Elizabeth Noble Rollings Friman is a principal and licensed fiduciary at Fleming & Curti, PLC. Elizabeth enjoys estate planning and helping families navigate trust and probate administrations. She is passionate about the fiduciary work that she performs as a trustee, personal representative, guardian, and conservator. Elizabeth works with CPAs, financial professionals, case managers, and medical providers to tailor solutions to complex family challenges. Elizabeth is often called upon to serve as a neutral party so that families can avoid protracted legal conflict. Elizabeth relies on the expertise of her team at Fleming & Curti, and as the Firm approaches its third decade, she is proud of the culture of care and consideration that the Firm embodies. Finding workable solutions to sensitive and complex family challenges is something that Elizabeth and the Fleming & Curti team do well.

Amy F. Matheson

Attorney

Amy Farrell Matheson has worked as an attorney at Fleming & Curti since 2006. A member of the Southern Arizona Estate Planning Council, she is primarily responsible for estate planning and probate matters.

Amy graduated from Wellesley College with a double major in political science and English.

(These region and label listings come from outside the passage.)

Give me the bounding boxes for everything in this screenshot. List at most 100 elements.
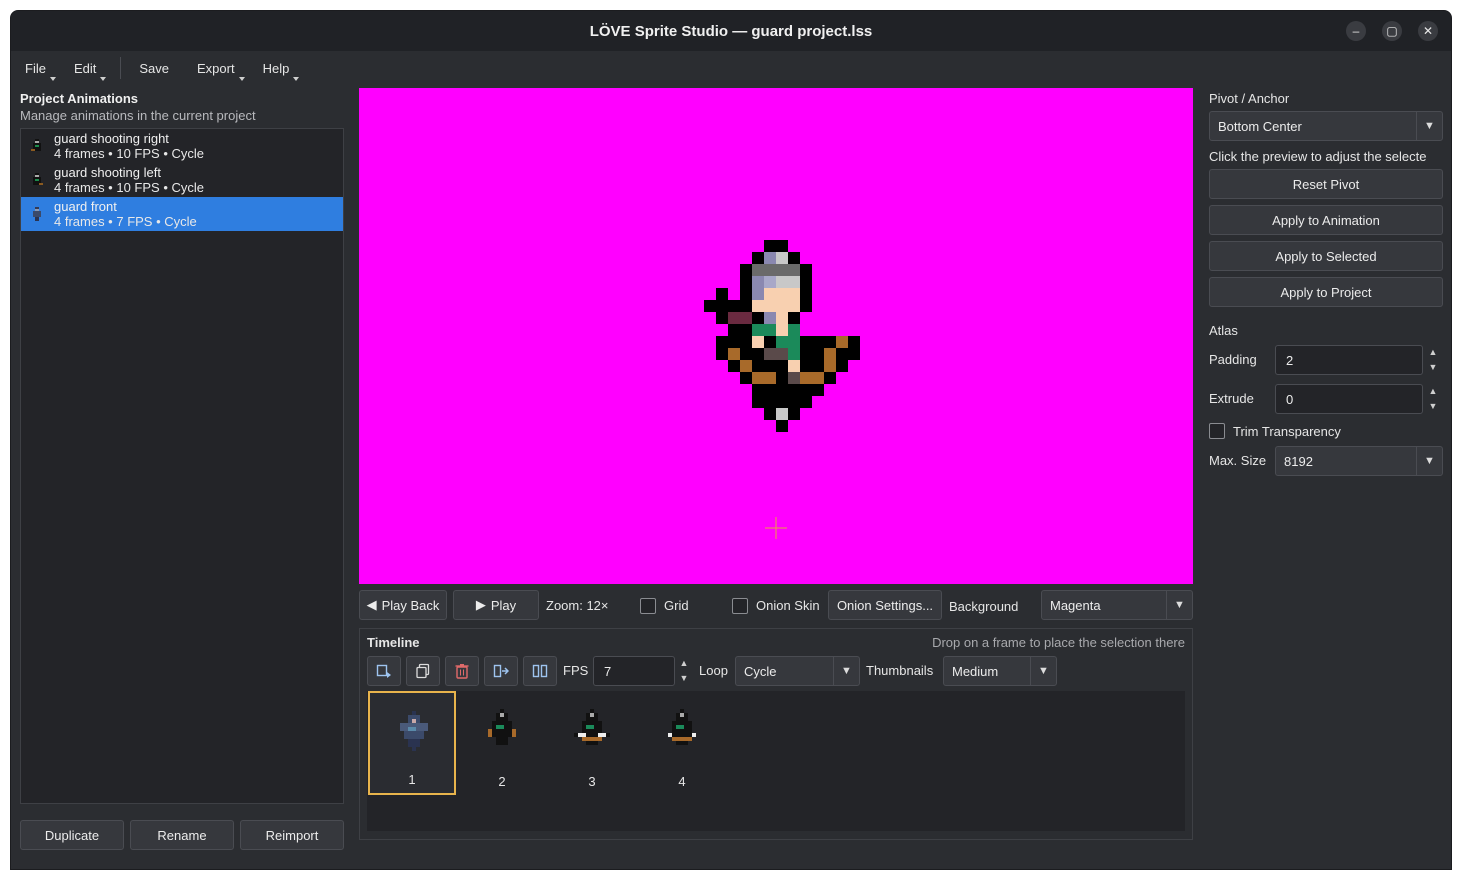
max-size-select[interactable]: 8192 ▼ (1275, 446, 1443, 476)
duplicate-frame-button[interactable] (406, 656, 440, 686)
menu-help[interactable]: Help (257, 61, 304, 81)
thumbnails-value: Medium (952, 663, 999, 679)
chevron-down-icon[interactable]: ▼ (674, 671, 694, 686)
animation-meta: 4 frames • 10 FPS • Cycle (54, 146, 204, 161)
frame-number: 2 (498, 774, 506, 789)
loop-value: Cycle (744, 663, 777, 679)
copy-icon (416, 663, 430, 679)
animation-meta: 4 frames • 10 FPS • Cycle (54, 180, 204, 195)
apply-to-project-button[interactable]: Apply to Project (1209, 277, 1443, 307)
animation-item-front[interactable]: guard front 4 frames • 7 FPS • Cycle (21, 197, 343, 231)
trim-transparency-checkbox[interactable] (1209, 423, 1225, 439)
menu-bar: File Edit Save Export Help (11, 51, 1451, 85)
play-back-label: Play Back (381, 597, 440, 613)
menu-edit[interactable]: Edit (68, 61, 110, 81)
trash-icon (455, 664, 469, 679)
frame-thumbnail[interactable]: 2 (458, 691, 546, 795)
animation-name: guard front (54, 199, 117, 214)
padding-label: Padding (1209, 352, 1257, 367)
add-frame-icon (376, 664, 391, 678)
padding-input[interactable]: 2 (1275, 345, 1423, 375)
zoom-label: Zoom: 12× (546, 598, 609, 613)
chevron-down-icon[interactable]: ▼ (1423, 360, 1443, 375)
play-back-icon: ◀ (366, 597, 377, 612)
extrude-stepper[interactable]: ▲ ▼ (1423, 384, 1443, 414)
minimize-icon: – (1352, 24, 1360, 38)
duplicate-button[interactable]: Duplicate (20, 820, 124, 850)
playback-controls: ◀ Play Back ▶ Play Zoom: 12× Grid Onion … (359, 590, 1193, 622)
padding-value: 2 (1286, 352, 1294, 368)
animation-list[interactable]: guard shooting right 4 frames • 10 FPS •… (20, 128, 344, 804)
chevron-down-icon: ▼ (1166, 591, 1192, 619)
mirror-frame-button[interactable] (523, 656, 557, 686)
frame-sprite-icon (488, 709, 516, 745)
close-button[interactable]: ✕ (1418, 21, 1438, 41)
sprite-thumbnail-icon (33, 207, 41, 221)
thumbnails-select[interactable]: Medium ▼ (943, 656, 1057, 686)
fps-value: 7 (604, 663, 612, 679)
close-icon: ✕ (1422, 24, 1434, 38)
pivot-select[interactable]: Bottom Center ▼ (1209, 111, 1443, 141)
chevron-up-icon[interactable]: ▲ (1423, 384, 1443, 399)
pivot-marker-icon[interactable] (765, 517, 787, 539)
frame-thumbnail[interactable]: 3 (548, 691, 636, 795)
app-window: LÖVE Sprite Studio — guard project.lss –… (10, 10, 1452, 870)
guard-sprite (704, 240, 860, 432)
apply-to-animation-button[interactable]: Apply to Animation (1209, 205, 1443, 235)
timeline-panel: Timeline Drop on a frame to place the se… (359, 628, 1193, 840)
grid-checkbox[interactable] (640, 598, 656, 614)
extrude-label: Extrude (1209, 391, 1254, 406)
play-button[interactable]: ▶ Play (453, 590, 539, 620)
play-back-button[interactable]: ◀ Play Back (359, 590, 447, 620)
loop-label: Loop (699, 663, 728, 678)
sprite-thumbnail-icon (31, 139, 41, 151)
rename-button[interactable]: Rename (130, 820, 234, 850)
menu-file[interactable]: File (19, 61, 60, 81)
animation-item-shooting-left[interactable]: guard shooting left 4 frames • 10 FPS • … (21, 163, 343, 197)
padding-stepper[interactable]: ▲ ▼ (1423, 345, 1443, 375)
grid-label: Grid (664, 598, 689, 613)
reset-pivot-button[interactable]: Reset Pivot (1209, 169, 1443, 199)
menu-separator (120, 57, 122, 79)
mirror-icon (532, 664, 548, 678)
delete-frame-button[interactable] (445, 656, 479, 686)
thumbnails-label: Thumbnails (866, 663, 934, 678)
animation-meta: 4 frames • 7 FPS • Cycle (54, 214, 197, 229)
panel-title: Project Animations (20, 91, 138, 106)
onion-skin-checkbox[interactable] (732, 598, 748, 614)
move-frame-button[interactable] (484, 656, 518, 686)
extrude-input[interactable]: 0 (1275, 384, 1423, 414)
frame-sprite-icon (400, 711, 428, 751)
properties-panel: Pivot / Anchor Bottom Center ▼ Click the… (1209, 91, 1443, 491)
fps-input[interactable]: 7 (593, 656, 675, 686)
frame-number: 4 (678, 774, 686, 789)
max-size-label: Max. Size (1209, 453, 1267, 468)
maximize-button[interactable]: ▢ (1382, 21, 1402, 41)
sprite-thumbnail-icon (33, 173, 43, 185)
max-size-value: 8192 (1284, 453, 1313, 469)
minimize-button[interactable]: – (1346, 21, 1366, 41)
trim-transparency-label: Trim Transparency (1233, 424, 1341, 439)
sprite-preview[interactable] (359, 88, 1193, 584)
background-select[interactable]: Magenta ▼ (1041, 590, 1193, 620)
play-label: Play (490, 597, 517, 613)
loop-select[interactable]: Cycle ▼ (735, 656, 860, 686)
chevron-down-icon[interactable]: ▼ (1423, 399, 1443, 414)
chevron-up-icon[interactable]: ▲ (674, 656, 694, 671)
onion-settings-button[interactable]: Onion Settings... (828, 590, 942, 620)
animation-name: guard shooting right (54, 131, 169, 146)
frame-thumbnail[interactable]: 4 (638, 691, 726, 795)
add-frame-button[interactable] (367, 656, 401, 686)
atlas-title: Atlas (1209, 323, 1238, 338)
frame-thumbnail[interactable]: 1 (368, 691, 456, 795)
chevron-up-icon[interactable]: ▲ (1423, 345, 1443, 360)
fps-label: FPS (563, 663, 589, 678)
menu-save[interactable]: Save (133, 61, 183, 76)
background-label: Background (949, 599, 1019, 614)
reimport-button[interactable]: Reimport (240, 820, 344, 850)
window-title: LÖVE Sprite Studio — guard project.lss (589, 22, 873, 40)
menu-export[interactable]: Export (191, 61, 249, 81)
animation-item-shooting-right[interactable]: guard shooting right 4 frames • 10 FPS •… (21, 129, 343, 163)
fps-stepper[interactable]: ▲ ▼ (674, 656, 694, 686)
apply-to-selected-button[interactable]: Apply to Selected (1209, 241, 1443, 271)
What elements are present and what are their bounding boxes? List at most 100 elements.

She is an honors graduate of Suffolk University Law School and has been admitted to practice in Arizona, Massachusetts, New York, and the District of Columbia.

Prior to joining Fleming & Curti, Amy worked for American Public Television in Boston, and with the international trade group at White & Case, LLP, in Washington, D.C.

Amy’s husband, Tom, is an astronomer at NOIRLab and the Head of Time Domain Services, whose main project is ANTARES. Sadly, this does not involve actual time travel. Amy’s twin daughters are high school students; Finn, her Irish Red and White Setter, remains a puppy at heart.

Famous people's wills

Matthew M. Mansour

Attorney

Matthew is a law clerk who recently earned his law degree from the University of Arizona James E. Rogers College of Law. His undergraduate degree is in psychology from the University of California, Santa Barbara. Matthew has had a passion for advocacy in the Tucson community since his time as a law student representative in the Workers’ Rights Clinic. He also has worked in both the Pima County Attorney’s Office and the Pima County Public Defender’s Office. He enjoys playing basketball, caring for his cat, and listening to audiobooks narrated by the authors.